Pumpkins aren’t just for carving, and if that’s all you use pumpkins for you’re missing out on a tasty and nutritious fall vegetable! We love growing Small Sugar Pumpkins for all of our baking needs, but the award-winning Orange Smoothie Hybrid Pumpkin is versatile enough for carving, canning, and baking.

This pumpkin chili serves six, but the leftovers can be frozen for future meals. You only need a small, one-pound pumpkin for this recipe–more than that will overpower the other flavors. A one-pound pumpkin will make about four cups of raw cubed pumpkin or one cup of pureed pumpkin. Either will work in this recipe–if you prefer, you can cook and puree the pumpkin pieces for a smoother sauce.

Ingredients

  • One small pumpkin

  • 2 tablespoons olive oil

  • 1 large onion

  • 2 jalapenos

  • 3 celery stalks

  • 4 garlic cloves

  • 2 tablespoons chili powder

  • 1 tablespoon ground cumin

  • 1 teaspoon ground black pepper

  • 3 teaspoons salt

  • 1 pound ground turkey

  • 2 cans red beans

  • 1 can crushed tomatoes

  • 4 cups chicken stock

Directions

  1. Prep the pumpkin by cutting it in half and scooping out the seeds (set the seeds aside to make roasted pumpkin seeds later!) Peel the skin off the pumpkin with a vegetable peeler or cut the flesh away from the skin with a sharp knife. Chop the pumpkin into one-inch pieces.

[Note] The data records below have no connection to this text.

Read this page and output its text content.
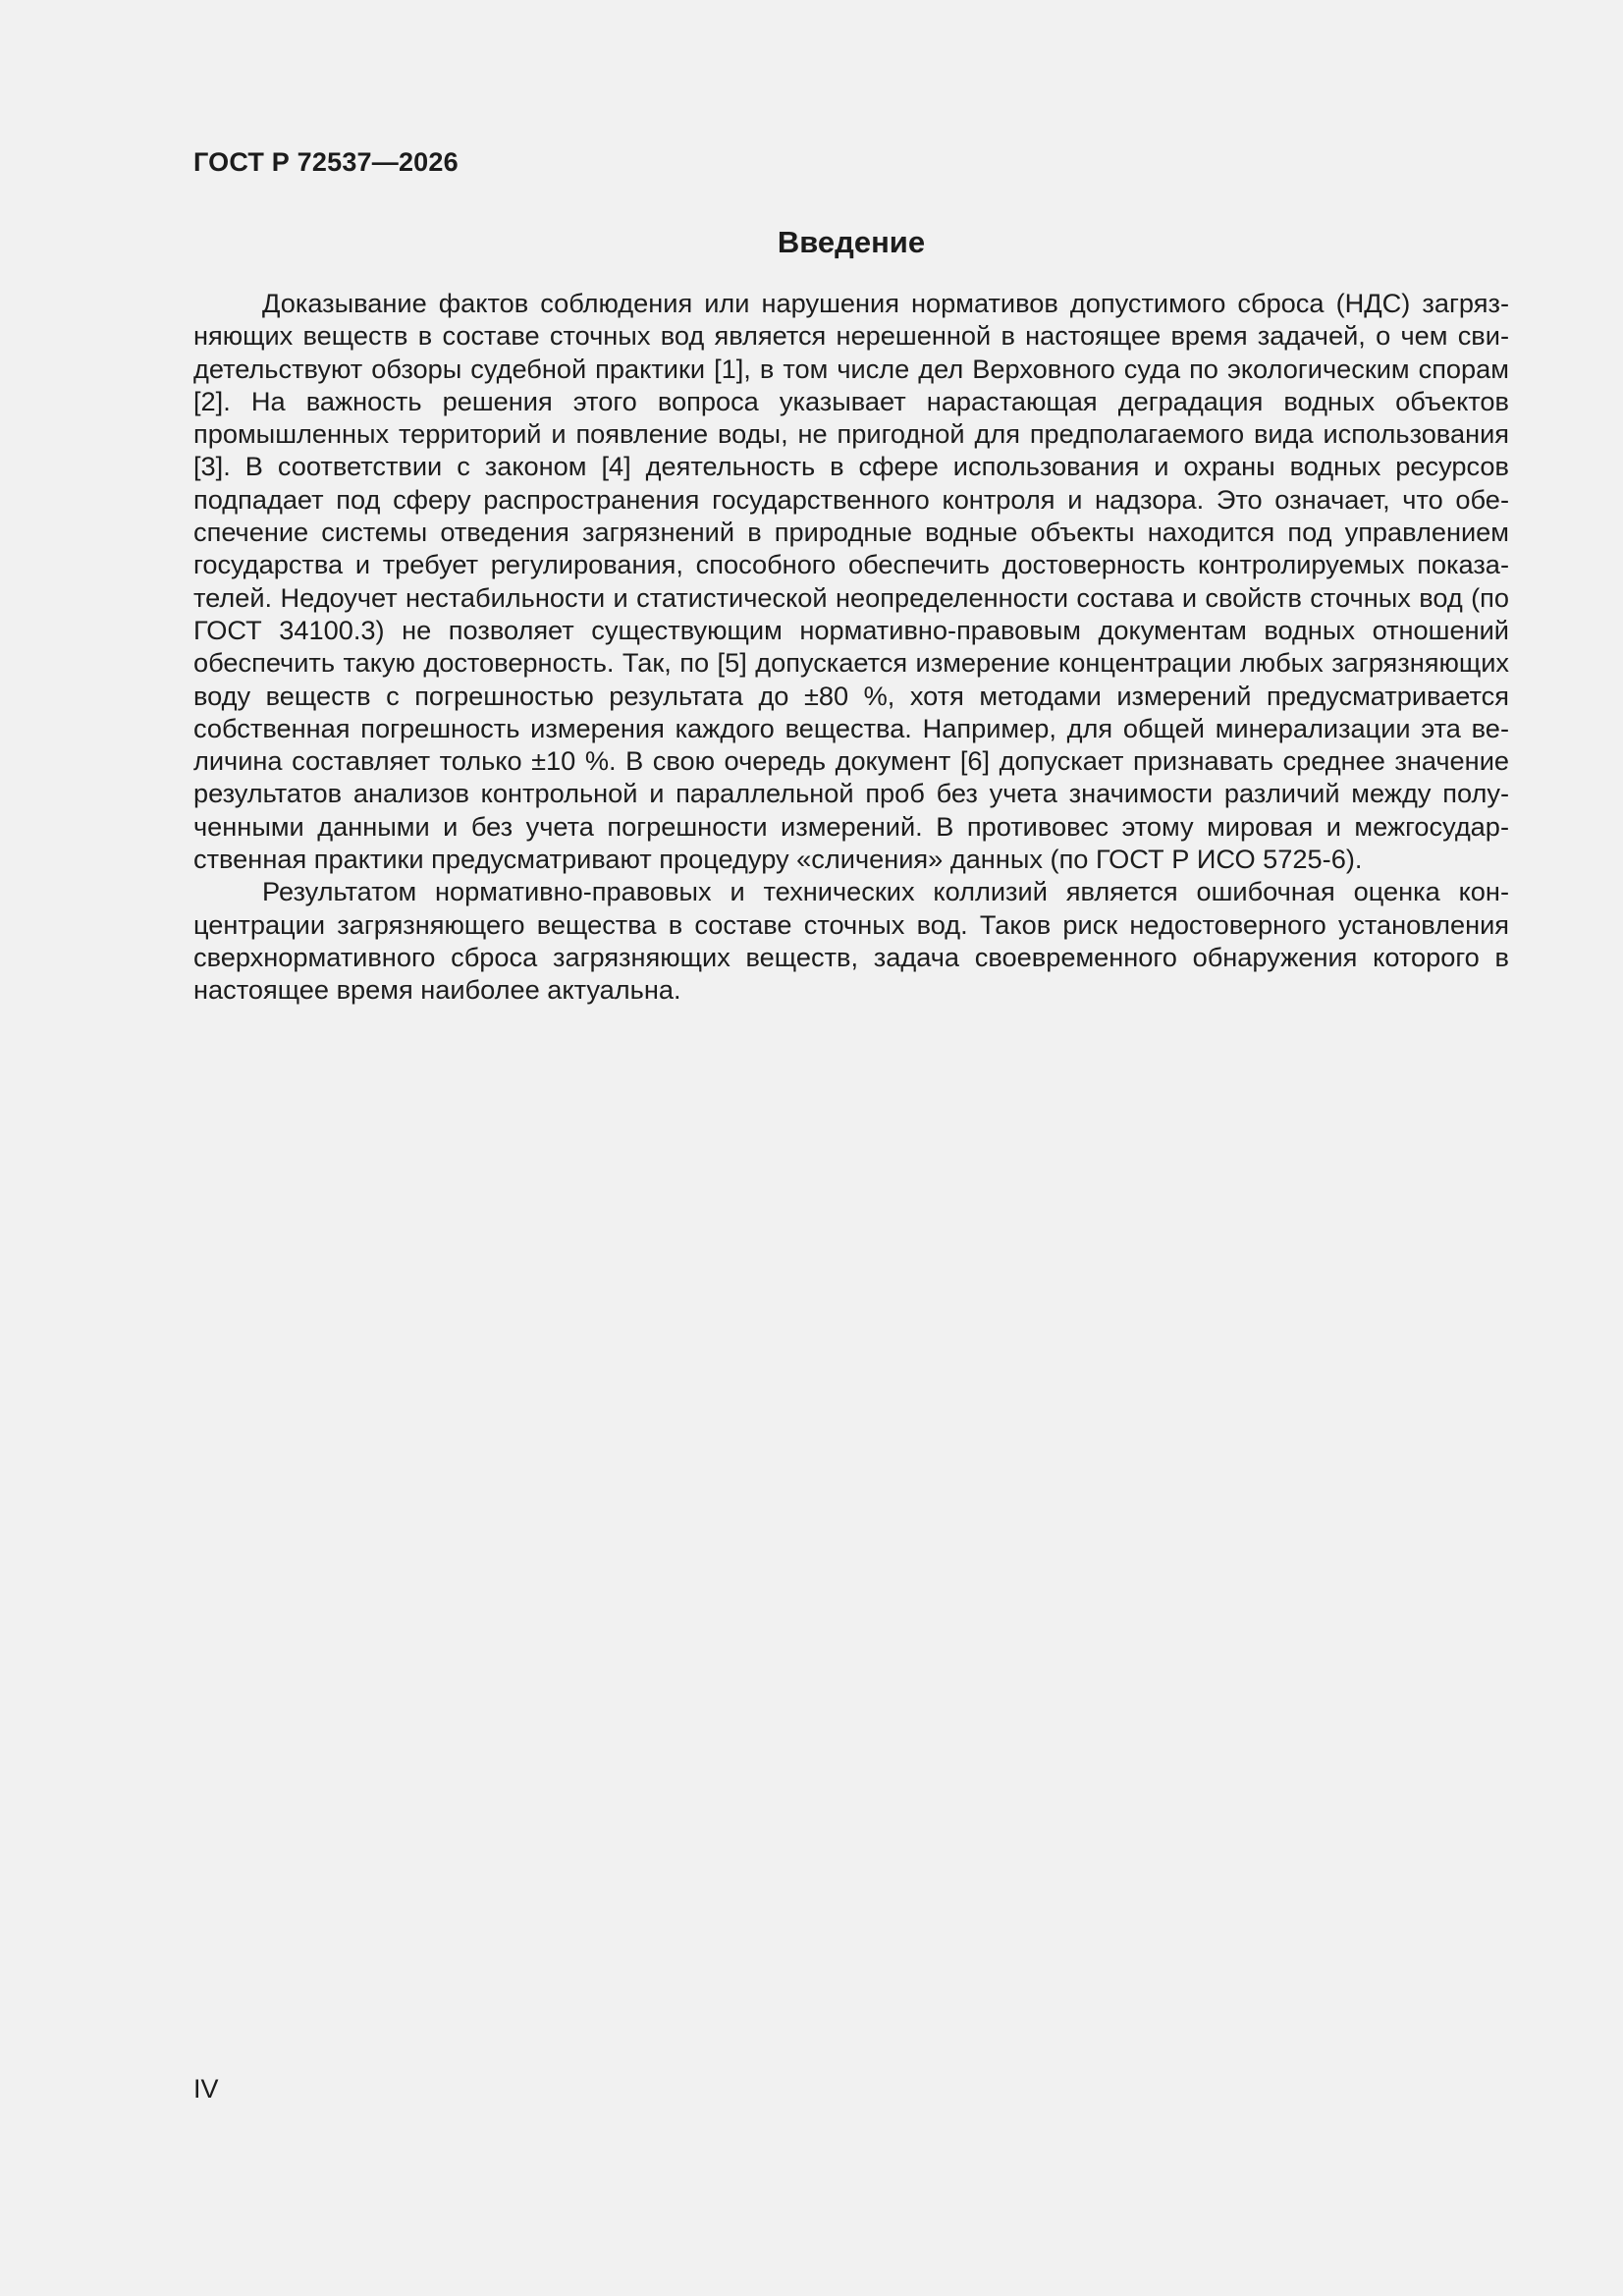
ГОСТ Р 72537—2026
Введение

Доказывание фактов соблюдения или нарушения нормативов допустимого сброса (НДС) загрязняющих веществ в составе сточных вод является нерешенной в настоящее время задачей, о чем свидетельствуют обзоры судебной практики [1], в том числе дел Верховного суда по экологическим спорам [2]. На важность решения этого вопроса указывает нарастающая деградация водных объектов промышленных территорий и появление воды, не пригодной для предполагаемого вида использования [3]. В соответствии с законом [4] деятельность в сфере использования и охраны водных ресурсов подпадает под сферу распространения государственного контроля и надзора. Это означает, что обеспечение системы отведения загрязнений в природные водные объекты находится под управлением государства и требует регулирования, способного обеспечить достоверность контролируемых показателей. Недоучет нестабильности и статистической неопределенности состава и свойств сточных вод (по ГОСТ 34100.3) не позволяет существующим нормативно-правовым документам водных отношений обеспечить такую достоверность. Так, по [5] допускается измерение концентрации любых загрязняющих воду веществ с погрешностью результата до ±80 %, хотя методами измерений предусматривается собственная погрешность измерения каждого вещества. Например, для общей минерализации эта величина составляет только ±10 %. В свою очередь документ [6] допускает признавать среднее значение результатов анализов контрольной и параллельной проб без учета значимости различий между полученными данными и без учета погрешности измерений. В противовес этому мировая и межгосударственная практики предусматривают процедуру «сличения» данных (по ГОСТ Р ИСО 5725-6).

Результатом нормативно-правовых и технических коллизий является ошибочная оценка концентрации загрязняющего вещества в составе сточных вод. Таков риск недостоверного установления сверхнормативного сброса загрязняющих веществ, задача своевременного обнаружения которого в настоящее время наиболее актуальна.

IV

  2. Dice the onion and peel and mince the garlic. Roughly chop the celery stalks into pieces.

  3. Cut the jalapenos in half and remove the inner seeds and stems with a spoon. Wash your hands thoroughly after touching the jalapeno seeds–they are hot and can irritate the skin and eyes! Dice the jalapeno.

  4. Heat half the oil in a large stockpot over medium heat. Add the onion, garlic, and celery, cooking until the onions become translucent and fragrant–about three minutes.

  5. Add the minced jalapeno and chopped pumpkin and cook for another seven minutes. Stir frequently to keep the vegetables from burning. Add chili powder, cumin, salt, and pepper.

  6. Warm half the oil in another skillet and cook the ground turkey until cooked through.

  7. Add the ground turkey, beans, crushed tomatoes, and broth to the stock pot and stir to combine. Bring to a boil and reduce to a simmer. Allow to simmer uncovered for 30 minutes, or until the pumpkin is tender.

  8. Serve with sour cream, shredded cheddar cheese, and diced green onions.

Most chili recipes are forgiving when it comes to substitutions and additions, and this pumpkin chili is no different. Substitute the ground turkey for ground beef or ground pork, or leave the meat out entirely to make this recipe vegetarian-friendly. Vegetable stock is just as good as chicken stock, and feel free to switch out the red kidney beans for black beans or another type of bean–we think that garbanzo beans would be an excellent choice.

Hard-skinned winter squash varieties like Waltham Butternut or Bonbon Buttercup can be used in place of pumpkin in this recipe. For a less spicy and sweeter chili, substitute the jalapenos for poblano peppers like Trident Hybrid or Ancho 101. Both varieties have an earthy flavor with only a hint of heat.

Conclusion

As you cook these vegetables, consider the season’s worth of sunshine, water, and sweat that went into their making. A thoughtfully prepared meal is at once a satisfying reward for hard work and an unexpected gift to be shared. We hope you find your harvests and these recipes to be a little bit of both.